Let human ES cells grow until the colonies are large and the cells are pretty piled up – about the time when you would normally split or even a day past that.
Treat cells with 0.2 – 0.5 mg/ml Dispase. You want to use the lowest possible concentration of Dispase, but it tends to vary a bit.
Wait until the colonies completely detach from the plate. Do not blow colonies off with a pipet. This should take about 20-30 min. If nothing is happening by that point, add more Dispase.
Once the colonies come up, gently transfer them to a 15ml conical tube with a 10ml pipet. You don’t want to break up the colonies.
The cells should sink to the bottom of the tube after a minute or two without any spinning. Aspirate off the media and wash once in hES media. If you are in a hurry and need to spin the colonies down, 1 min at 500 rpm is enough.
Transfer cells to a flask containing ES media without bFGF. Put all of the EBs from one 6 well plate into a T80 flask with about 25mls media.

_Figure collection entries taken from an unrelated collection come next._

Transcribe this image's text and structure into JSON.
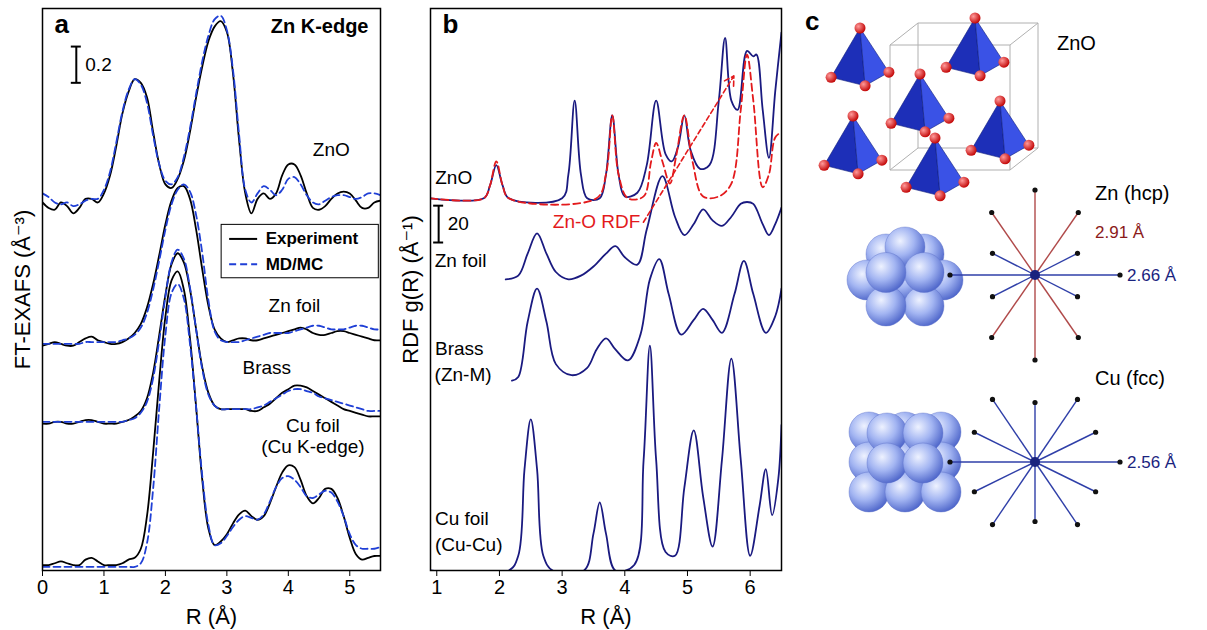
{
  "chart_data": [
    {
      "type": "line",
      "panel": "a",
      "title": "Zn K-edge",
      "xlabel": "R (Å)",
      "ylabel": "FT-EXAFS (Å⁻³)",
      "xlim": [
        0,
        5.5
      ],
      "xticks": [
        0,
        1,
        2,
        3,
        4,
        5
      ],
      "ylim": [
        0,
        3.1
      ],
      "tick_labels": "x",
      "legend": "right",
      "x": [
        0,
        0.1,
        0.2,
        0.3,
        0.4,
        0.5,
        0.6,
        0.7,
        0.8,
        0.9,
        1,
        1.1,
        1.2,
        1.3,
        1.4,
        1.5,
        1.6,
        1.7,
        1.8,
        1.9,
        2,
        2.1,
        2.2,
        2.3,
        2.4,
        2.5,
        2.6,
        2.7,
        2.8,
        2.9,
        3,
        3.1,
        3.2,
        3.3,
        3.4,
        3.5,
        3.6,
        3.7,
        3.8,
        3.9,
        4,
        4.1,
        4.2,
        4.3,
        4.4,
        4.5,
        4.6,
        4.7,
        4.8,
        4.9,
        5,
        5.1,
        5.2,
        5.3,
        5.4,
        5.5
      ],
      "series": [
        {
          "name": "Experiment",
          "color": "#000000",
          "line_style": "solid",
          "values": [
            2.03,
            2.0,
            1.99,
            2.03,
            2.01,
            1.97,
            2.0,
            2.05,
            2.05,
            2.03,
            2.08,
            2.18,
            2.34,
            2.52,
            2.64,
            2.71,
            2.69,
            2.61,
            2.42,
            2.24,
            2.13,
            2.11,
            2.16,
            2.26,
            2.42,
            2.61,
            2.78,
            2.92,
            3.0,
            3.03,
            2.97,
            2.74,
            2.37,
            2.08,
            1.97,
            2.05,
            2.08,
            2.05,
            2.08,
            2.18,
            2.24,
            2.24,
            2.18,
            2.08,
            2.0,
            1.99,
            2.01,
            2.05,
            2.08,
            2.09,
            2.08,
            2.04,
            2.0,
            2.0,
            2.03,
            2.04
          ]
        },
        {
          "name": "MD/MC",
          "color": "#1f3fd6",
          "line_style": "dashed",
          "values": [
            2.08,
            2.06,
            2.03,
            2.02,
            2.03,
            2.01,
            2.02,
            2.04,
            2.05,
            2.05,
            2.1,
            2.2,
            2.36,
            2.53,
            2.65,
            2.71,
            2.68,
            2.58,
            2.4,
            2.24,
            2.15,
            2.13,
            2.17,
            2.28,
            2.44,
            2.63,
            2.81,
            2.95,
            3.04,
            3.06,
            2.98,
            2.76,
            2.4,
            2.1,
            2.03,
            2.08,
            2.12,
            2.1,
            2.07,
            2.1,
            2.16,
            2.17,
            2.13,
            2.07,
            2.03,
            2.02,
            2.04,
            2.06,
            2.07,
            2.07,
            2.06,
            2.05,
            2.06,
            2.08,
            2.08,
            2.07
          ]
        },
        {
          "name": "Experiment",
          "color": "#000000",
          "line_style": "solid",
          "values": [
            1.24,
            1.25,
            1.26,
            1.25,
            1.24,
            1.24,
            1.26,
            1.28,
            1.29,
            1.27,
            1.26,
            1.25,
            1.25,
            1.26,
            1.28,
            1.31,
            1.36,
            1.45,
            1.58,
            1.74,
            1.91,
            2.04,
            2.11,
            2.12,
            2.05,
            1.88,
            1.66,
            1.46,
            1.33,
            1.28,
            1.26,
            1.27,
            1.28,
            1.28,
            1.27,
            1.27,
            1.28,
            1.29,
            1.3,
            1.31,
            1.32,
            1.33,
            1.34,
            1.33,
            1.31,
            1.3,
            1.3,
            1.31,
            1.32,
            1.32,
            1.31,
            1.3,
            1.29,
            1.28,
            1.27,
            1.27
          ]
        },
        {
          "name": "MD/MC",
          "color": "#1f3fd6",
          "line_style": "dashed",
          "values": [
            1.25,
            1.25,
            1.25,
            1.25,
            1.25,
            1.25,
            1.25,
            1.26,
            1.26,
            1.26,
            1.26,
            1.26,
            1.26,
            1.27,
            1.28,
            1.3,
            1.34,
            1.42,
            1.55,
            1.71,
            1.88,
            2.02,
            2.1,
            2.13,
            2.09,
            1.96,
            1.75,
            1.49,
            1.32,
            1.27,
            1.26,
            1.26,
            1.26,
            1.27,
            1.28,
            1.29,
            1.3,
            1.31,
            1.31,
            1.31,
            1.31,
            1.32,
            1.33,
            1.34,
            1.35,
            1.35,
            1.34,
            1.33,
            1.33,
            1.33,
            1.34,
            1.35,
            1.35,
            1.34,
            1.33,
            1.33
          ]
        },
        {
          "name": "Experiment",
          "color": "#000000",
          "line_style": "solid",
          "values": [
            0.81,
            0.81,
            0.82,
            0.82,
            0.81,
            0.81,
            0.82,
            0.83,
            0.83,
            0.82,
            0.81,
            0.81,
            0.81,
            0.82,
            0.83,
            0.85,
            0.88,
            0.95,
            1.09,
            1.3,
            1.52,
            1.69,
            1.75,
            1.7,
            1.55,
            1.33,
            1.12,
            0.98,
            0.91,
            0.89,
            0.89,
            0.89,
            0.89,
            0.89,
            0.88,
            0.88,
            0.9,
            0.92,
            0.95,
            0.98,
            1.0,
            1.02,
            1.02,
            1.01,
            0.99,
            0.97,
            0.95,
            0.93,
            0.91,
            0.89,
            0.88,
            0.87,
            0.86,
            0.85,
            0.85,
            0.85
          ]
        },
        {
          "name": "MD/MC",
          "color": "#1f3fd6",
          "line_style": "dashed",
          "values": [
            0.82,
            0.82,
            0.82,
            0.82,
            0.82,
            0.82,
            0.82,
            0.82,
            0.82,
            0.82,
            0.82,
            0.82,
            0.82,
            0.82,
            0.83,
            0.84,
            0.87,
            0.93,
            1.06,
            1.27,
            1.51,
            1.7,
            1.77,
            1.72,
            1.56,
            1.33,
            1.11,
            0.97,
            0.91,
            0.89,
            0.89,
            0.89,
            0.89,
            0.89,
            0.89,
            0.9,
            0.91,
            0.93,
            0.95,
            0.97,
            0.99,
            1.0,
            1.0,
            0.99,
            0.98,
            0.96,
            0.95,
            0.94,
            0.93,
            0.92,
            0.91,
            0.9,
            0.89,
            0.88,
            0.88,
            0.88
          ]
        },
        {
          "name": "Experiment",
          "color": "#000000",
          "line_style": "solid",
          "values": [
            0.03,
            0.03,
            0.04,
            0.05,
            0.04,
            0.03,
            0.03,
            0.06,
            0.07,
            0.05,
            0.03,
            0.03,
            0.03,
            0.04,
            0.06,
            0.07,
            0.12,
            0.3,
            0.65,
            1.05,
            1.4,
            1.6,
            1.65,
            1.55,
            1.28,
            0.9,
            0.5,
            0.23,
            0.14,
            0.16,
            0.2,
            0.26,
            0.31,
            0.33,
            0.3,
            0.28,
            0.3,
            0.37,
            0.46,
            0.54,
            0.58,
            0.57,
            0.5,
            0.41,
            0.37,
            0.4,
            0.45,
            0.45,
            0.4,
            0.3,
            0.18,
            0.09,
            0.06,
            0.07,
            0.08,
            0.08
          ]
        },
        {
          "name": "MD/MC",
          "color": "#1f3fd6",
          "line_style": "dashed",
          "values": [
            0.02,
            0.02,
            0.02,
            0.02,
            0.02,
            0.02,
            0.02,
            0.02,
            0.02,
            0.02,
            0.02,
            0.02,
            0.02,
            0.02,
            0.02,
            0.02,
            0.04,
            0.15,
            0.45,
            0.9,
            1.3,
            1.53,
            1.58,
            1.5,
            1.25,
            0.9,
            0.52,
            0.25,
            0.14,
            0.15,
            0.19,
            0.24,
            0.28,
            0.3,
            0.29,
            0.28,
            0.31,
            0.38,
            0.46,
            0.51,
            0.52,
            0.5,
            0.46,
            0.41,
            0.4,
            0.42,
            0.44,
            0.43,
            0.38,
            0.3,
            0.2,
            0.14,
            0.12,
            0.12,
            0.12,
            0.13
          ]
        }
      ],
      "annotations": [
        {
          "text": "ZnO",
          "x": 4.7,
          "y": 2.32
        },
        {
          "text": "Zn foil",
          "x": 4.1,
          "y": 1.46
        },
        {
          "text": "Brass",
          "x": 3.65,
          "y": 1.12
        },
        {
          "text": "Cu foil",
          "x": 4.4,
          "y": 0.8
        },
        {
          "text": "(Cu K-edge)",
          "x": 4.4,
          "y": 0.68
        }
      ],
      "scale_bar": {
        "value": 0.2,
        "x": 0.55,
        "y": 2.69
      }
    },
    {
      "type": "line",
      "panel": "b",
      "xlabel": "R (Å)",
      "ylabel": "RDF g(R) (Å⁻¹)",
      "xlim": [
        0.9,
        6.5
      ],
      "xticks": [
        1,
        2,
        3,
        4,
        5,
        6
      ],
      "ylim": [
        0,
        305
      ],
      "tick_labels": "x",
      "series": [
        {
          "name": "ZnO",
          "color": "#1a1a80",
          "line_style": "solid",
          "x": [
            0.9,
            1.75,
            1.85,
            1.95,
            2.05,
            2.15,
            3.0,
            3.1,
            3.2,
            3.3,
            3.4,
            3.6,
            3.7,
            3.8,
            3.9,
            4.0,
            4.2,
            4.35,
            4.5,
            4.65,
            4.75,
            4.85,
            4.95,
            5.05,
            5.2,
            5.35,
            5.5,
            5.6,
            5.7,
            5.8,
            5.95,
            6.05,
            6.1,
            6.2,
            6.3,
            6.4,
            6.5
          ],
          "values": [
            202,
            202,
            209,
            220,
            209,
            202,
            202,
            215,
            255,
            215,
            202,
            202,
            215,
            247,
            215,
            203,
            205,
            220,
            255,
            226,
            222,
            230,
            247,
            228,
            218,
            220,
            255,
            289,
            255,
            250,
            282,
            279,
            280,
            250,
            224,
            260,
            292
          ]
        },
        {
          "name": "Zn-O RDF",
          "color": "#e31a1c",
          "line_style": "dashed",
          "x": [
            0.9,
            1.75,
            1.85,
            1.95,
            2.05,
            2.15,
            3.55,
            3.7,
            3.8,
            3.9,
            4.05,
            4.3,
            4.42,
            4.5,
            4.6,
            4.72,
            4.82,
            4.95,
            5.08,
            5.25,
            5.5,
            5.7,
            5.85,
            5.95,
            6.05,
            6.2,
            6.3,
            6.4,
            6.5
          ],
          "values": [
            202,
            202,
            209,
            222,
            209,
            202,
            202,
            215,
            247,
            215,
            202,
            203,
            222,
            232,
            222,
            210,
            225,
            247,
            222,
            203,
            203,
            210,
            250,
            280,
            255,
            208,
            215,
            235,
            238
          ]
        },
        {
          "name": "Zn foil",
          "color": "#1a1a80",
          "line_style": "solid",
          "x": [
            2.1,
            2.3,
            2.45,
            2.6,
            2.75,
            2.9,
            3.1,
            3.3,
            3.5,
            3.7,
            3.85,
            4.0,
            4.2,
            4.35,
            4.6,
            4.8,
            4.95,
            5.1,
            5.25,
            5.4,
            5.55,
            5.7,
            5.85,
            5.95,
            6.05,
            6.2,
            6.3,
            6.4,
            6.5
          ],
          "values": [
            158,
            160,
            172,
            183,
            172,
            162,
            158,
            160,
            165,
            172,
            176,
            170,
            166,
            185,
            214,
            192,
            182,
            188,
            196,
            190,
            187,
            192,
            199,
            200,
            199,
            188,
            182,
            188,
            197
          ]
        },
        {
          "name": "Brass",
          "color": "#1a1a80",
          "line_style": "solid",
          "x": [
            2.2,
            2.3,
            2.45,
            2.6,
            2.75,
            2.9,
            3.15,
            3.4,
            3.55,
            3.7,
            3.85,
            4.05,
            4.25,
            4.4,
            4.55,
            4.7,
            4.9,
            5.1,
            5.25,
            5.4,
            5.55,
            5.75,
            5.9,
            6.05,
            6.25,
            6.4,
            6.5
          ],
          "values": [
            103,
            105,
            135,
            153,
            135,
            112,
            106,
            110,
            120,
            126,
            120,
            114,
            128,
            158,
            169,
            150,
            128,
            136,
            142,
            136,
            129,
            150,
            168,
            150,
            129,
            138,
            153
          ]
        },
        {
          "name": "Cu foil",
          "color": "#1a1a80",
          "line_style": "solid",
          "x": [
            0.9,
            2.15,
            2.3,
            2.4,
            2.5,
            2.6,
            2.7,
            2.85,
            3.35,
            3.5,
            3.6,
            3.7,
            3.85,
            4.15,
            4.3,
            4.4,
            4.5,
            4.65,
            4.8,
            4.95,
            5.1,
            5.25,
            5.4,
            5.55,
            5.7,
            5.85,
            6.0,
            6.15,
            6.25,
            6.35,
            6.45,
            6.5
          ],
          "values": [
            0,
            0,
            8,
            55,
            82,
            55,
            8,
            0,
            0,
            20,
            37,
            20,
            0,
            3,
            60,
            122,
            60,
            10,
            8,
            45,
            76,
            40,
            13,
            60,
            115,
            60,
            8,
            35,
            55,
            30,
            50,
            79
          ]
        }
      ],
      "annotations": [
        {
          "text": "ZnO",
          "x": 1.27,
          "y": 213
        },
        {
          "text": "Zn foil",
          "x": 1.38,
          "y": 168
        },
        {
          "text": "Brass",
          "x": 1.36,
          "y": 120
        },
        {
          "text": "(Zn-M)",
          "x": 1.42,
          "y": 106
        },
        {
          "text": "Cu foil",
          "x": 1.4,
          "y": 28
        },
        {
          "text": "(Cu-Cu)",
          "x": 1.51,
          "y": 14
        },
        {
          "text": "Zn-O RDF",
          "x": 3.55,
          "y": 189,
          "color": "#e31a1c",
          "points_to": "Zn-O RDF"
        }
      ],
      "scale_bar": {
        "value": 20,
        "x": 1.03,
        "y": 178
      }
    }
  ],
  "diagram": {
    "label": "c",
    "structures": [
      {
        "name": "ZnO"
      },
      {
        "name": "Zn (hcp)",
        "distances": [
          "2.91 Å",
          "2.66 Å"
        ]
      },
      {
        "name": "Cu (fcc)",
        "distances": [
          "2.56 Å"
        ]
      }
    ]
  }
}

The cells will round up into actual embryoid bodies after about 12-24 hrs. They should then be fed every day by exchanging half the media with fresh media. The EBs should not attach, if they do, gently tap the flask to dislodge the EBs.
Dispase is dissolved in DMEM-F12 basal media.
General notes on ES cell culture
hES media has a two week shelf life.
hES cells should be cultured in 4, 6, 24, 48, 96 well plates. Growing cells in flasks is not recommended because it is very difficult to scrape cells in flasks.
hES cells need to be fed every day with hES media. You can add 2 volumes of media and then not feed for 48 hours (ie. over the weekend.)
You should pick differentiated cells off of the plate if more than 5% of your culture is differentiated.
Alternatively, you can pick to keep the good colonies if there is massive differentiation within your culture.